Nosotros somos herederos directos de la mentalidad griega pero preferimos ignorar a la sombra, ese elemento que perturba nuestra personalidad. La religión griega, que comprendía perfectamente este problema, reconocía y respetaba también el lado oscuro de la vida y celebraba anualmente -en la misma ladera de la montaña- las famosas bacanales, orgías en las que se honraba la presencia contundente y creativa de Dionisos, el dios de la naturaleza, entre los seres humanos.

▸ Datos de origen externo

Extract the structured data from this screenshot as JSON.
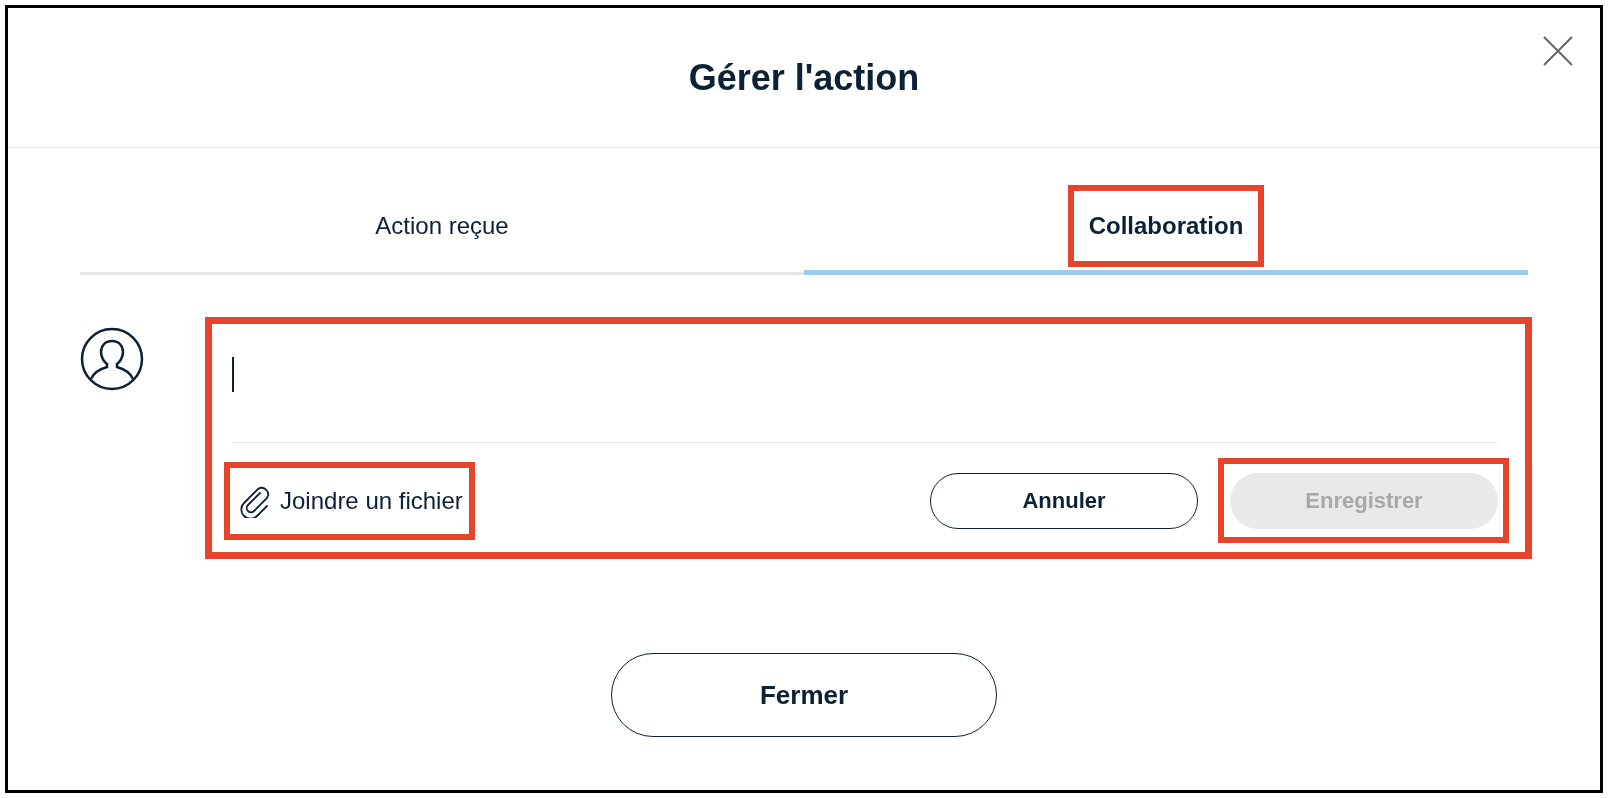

Hoy en día Dionisos perdura entre nosotros en forma degradada en la figura de Satán, el diablo, la personificación del mal, que ha dejado de ser un dios a quien debemos respeto y tributo para convertirse en una criatura con pezuñas desterrada al mundo de los ángeles caídos.

Nada con exceso

La segunda inscripción cincelada en Delfos, «Nada en exceso», es, si cabe, todavía más pertinente a nuestro caso. Según E. R. Dodds, se trata de una máxima por la que sólo puede regirse quien conoce a fondo su lujuria, su orgullo, su rabia, su gula -todos sus vicios en definitiva - ya que sólo quien ha comprendido y aceptado sus propios límites puede decidir ordenar y humanizar sus acciones.
Vivimos en una época de desmesura: demasiada gente, demasiados crímenes, demasiada explotación, demasiada polución y demasiadas armas nucleares. Todos reconocemos y censuramos estos abusos aunque al mismo tiempo nos sintamos incapaces de solucionarlos.